Sesi tanya jawab oleh moderator acara, Azhar Sirajuddin bersama perwakilan MUI Jabar, Imam Setiawan Latief dan Manajer Kampanye Pesisir dan Laut Walhi Nasional, Parid Ridwanudin dalam diskusi “Ada Apa Dengan Fatwa?” di Aula Pascasarjana, Uninus, Bandung, Rabu (3/4/2024). (Foto: Mohamad Akmal Albari/Suaka).

SUAKAONLINE.COM – Majelis Ulama Indonesia (MUI) mengeluarkan Fatwa Nomor 86 Tahun 2023 tentang Hukum Pengendalian Perubahan Iklim Global pada 16 November 2023 lalu. Menyikapi hal tersebut, Sahabat Wahana Lingkungan Hidup Indonesia (SAWA) Jawa Barat melakukan diskusi “Ada Apa Dengan Fatwa?” di Aula Pascasarjana, Universitas Islam Nusantara (Uninus), Jalan Soekarno Hatta, Bandung, pada Rabu (3/4/2024).
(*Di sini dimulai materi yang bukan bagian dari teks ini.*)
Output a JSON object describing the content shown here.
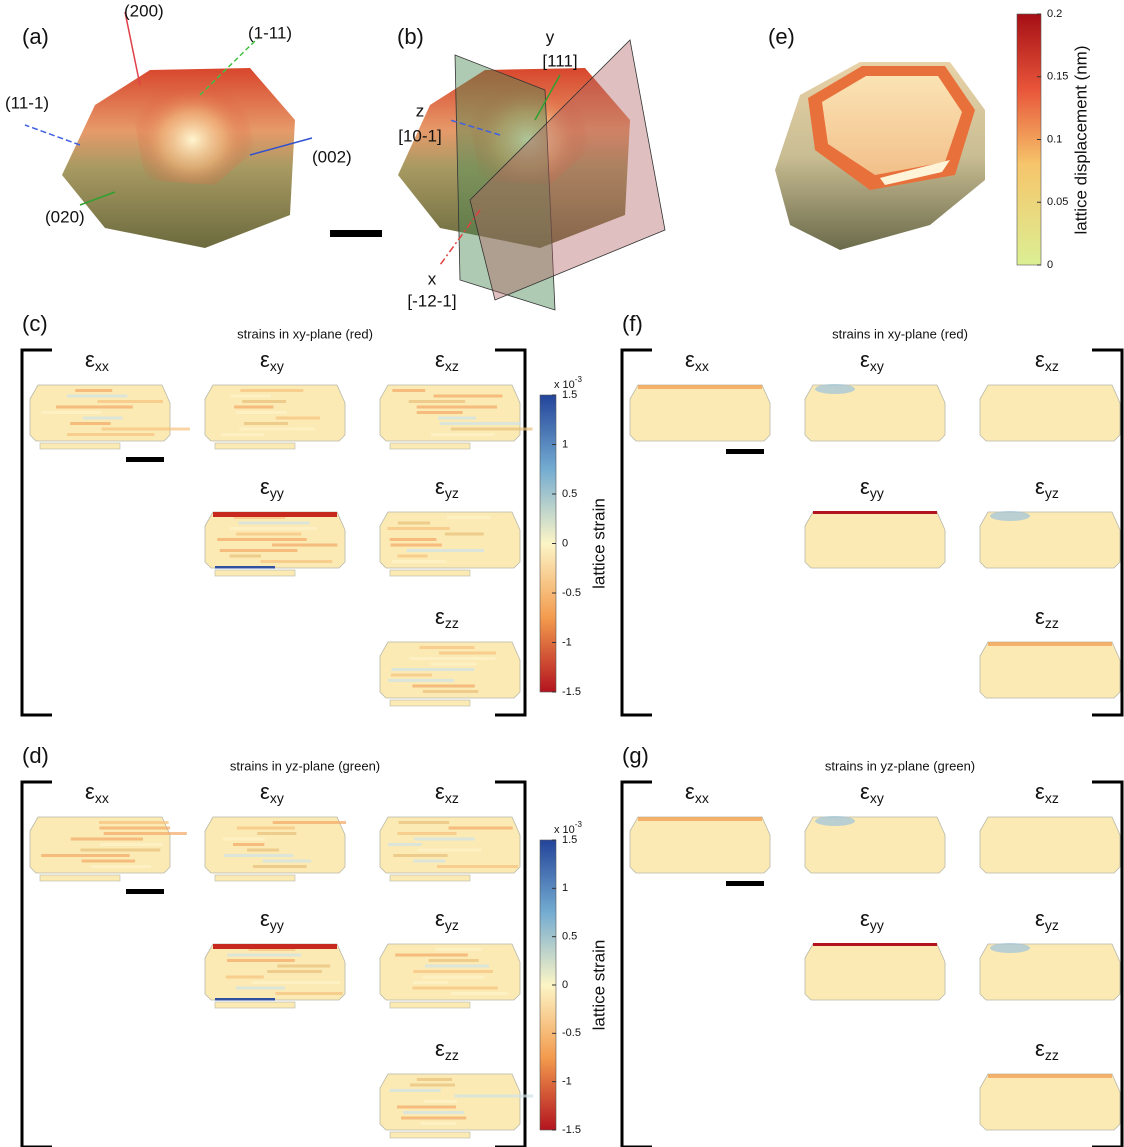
{
  "panel_a": {
    "label": "(a)",
    "axes": [
      "(200)",
      "(1-11)",
      "(11-1)",
      "(002)",
      "(020)"
    ]
  },
  "panel_b": {
    "label": "(b)",
    "axes": [
      {
        "name": "y",
        "dir": "[111]"
      },
      {
        "name": "z",
        "dir": "[10-1]"
      },
      {
        "name": "x",
        "dir": "[-12-1]"
      }
    ]
  },
  "panel_e": {
    "label": "(e)",
    "colorbar": {
      "title": "lattice displacement (nm)",
      "ticks": [
        0.2,
        0.15,
        0.1,
        0.05,
        0
      ]
    }
  },
  "panel_c": {
    "label": "(c)",
    "title": "strains in xy-plane (red)",
    "maps": [
      {
        "symbol": "ε",
        "sub": "xx"
      },
      {
        "symbol": "ε",
        "sub": "xy"
      },
      {
        "symbol": "ε",
        "sub": "xz"
      },
      {
        "symbol": "ε",
        "sub": "yy"
      },
      {
        "symbol": "ε",
        "sub": "yz"
      },
      {
        "symbol": "ε",
        "sub": "zz"
      }
    ],
    "colorbar": {
      "title": "lattice strain",
      "multiplier": "x 10",
      "exponent": "-3",
      "ticks": [
        1.5,
        1,
        0.5,
        0,
        -0.5,
        -1,
        -1.5
      ]
    }
  },
  "panel_d": {
    "label": "(d)",
    "title": "strains in yz-plane (green)",
    "maps": [
      {
        "symbol": "ε",
        "sub": "xx"
      },
      {
        "symbol": "ε",
        "sub": "xy"
      },
      {
        "symbol": "ε",
        "sub": "xz"
      },
      {
        "symbol": "ε",
        "sub": "yy"
      },
      {
        "symbol": "ε",
        "sub": "yz"
      },
      {
        "symbol": "ε",
        "sub": "zz"
      }
    ],
    "colorbar": {
      "title": "lattice strain",
      "multiplier": "x 10",
      "exponent": "-3",
      "ticks": [
        1.5,
        1,
        0.5,
        0,
        -0.5,
        -1,
        -1.5
      ]
    }
  },
  "panel_f": {
    "label": "(f)",
    "title": "strains in xy-plane (red)",
    "maps": [
      {
        "symbol": "ε",
        "sub": "xx"
      },
      {
        "symbol": "ε",
        "sub": "xy"
      },
      {
        "symbol": "ε",
        "sub": "xz"
      },
      {
        "symbol": "ε",
        "sub": "yy"
      },
      {
        "symbol": "ε",
        "sub": "yz"
      },
      {
        "symbol": "ε",
        "sub": "zz"
      }
    ]
  },
  "panel_g": {
    "label": "(g)",
    "title": "strains in yz-plane (green)",
    "maps": [
      {
        "symbol": "ε",
        "sub": "xx"
      },
      {
        "symbol": "ε",
        "sub": "xy"
      },
      {
        "symbol": "ε",
        "sub": "xz"
      },
      {
        "symbol": "ε",
        "sub": "yy"
      },
      {
        "symbol": "ε",
        "sub": "yz"
      },
      {
        "symbol": "ε",
        "sub": "zz"
      }
    ]
  }
}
Pengeluaran Fatwa ini bukanlah yang pertama kali dilakukan MUI, sebelumnya ada 4 fatwa terkait lingkungan, di antaranya Fatwa MUI Nomor 22 Tahun 2011 tentang Pertambangan Ramah Lingkungan, Fatwa MUI Nomor 4 Tahun 2014 tentang Pelestarian Satwa Langka Untuk Menjaga Keseimbangan Ekosistem, Fatwa MUI Nomor 41 Tahun 2014 tentang Pengelolaan Sampah Untuk mencegah Kerusakan Lingkungan dan Fatwa MUI Nomor 30 Tahun 2016 tentang Hukum Pembakaran Hutan dan Lahan Serta Pengendaliannya.

Fatwa Nomor 86 memberikan tiga ketentuan hukum agar tidak bertindak yang menimbulkan krisis iklim serta rekomendasi kepada Pemerintah, Legislatif, lembaga Pendidikan, pengusaha, tokoh agama dan masyarakat. Dalam diskusi yang menghadirkan perwakilan MUI Jabar, Iman Setiawan Latief mengatakan perumusan Fatwa Nomor 86 melibatkan para pegiat lingkungan melalui diskusi dan kunjungan terhitung sejak 9 Juni – 3 September 2023.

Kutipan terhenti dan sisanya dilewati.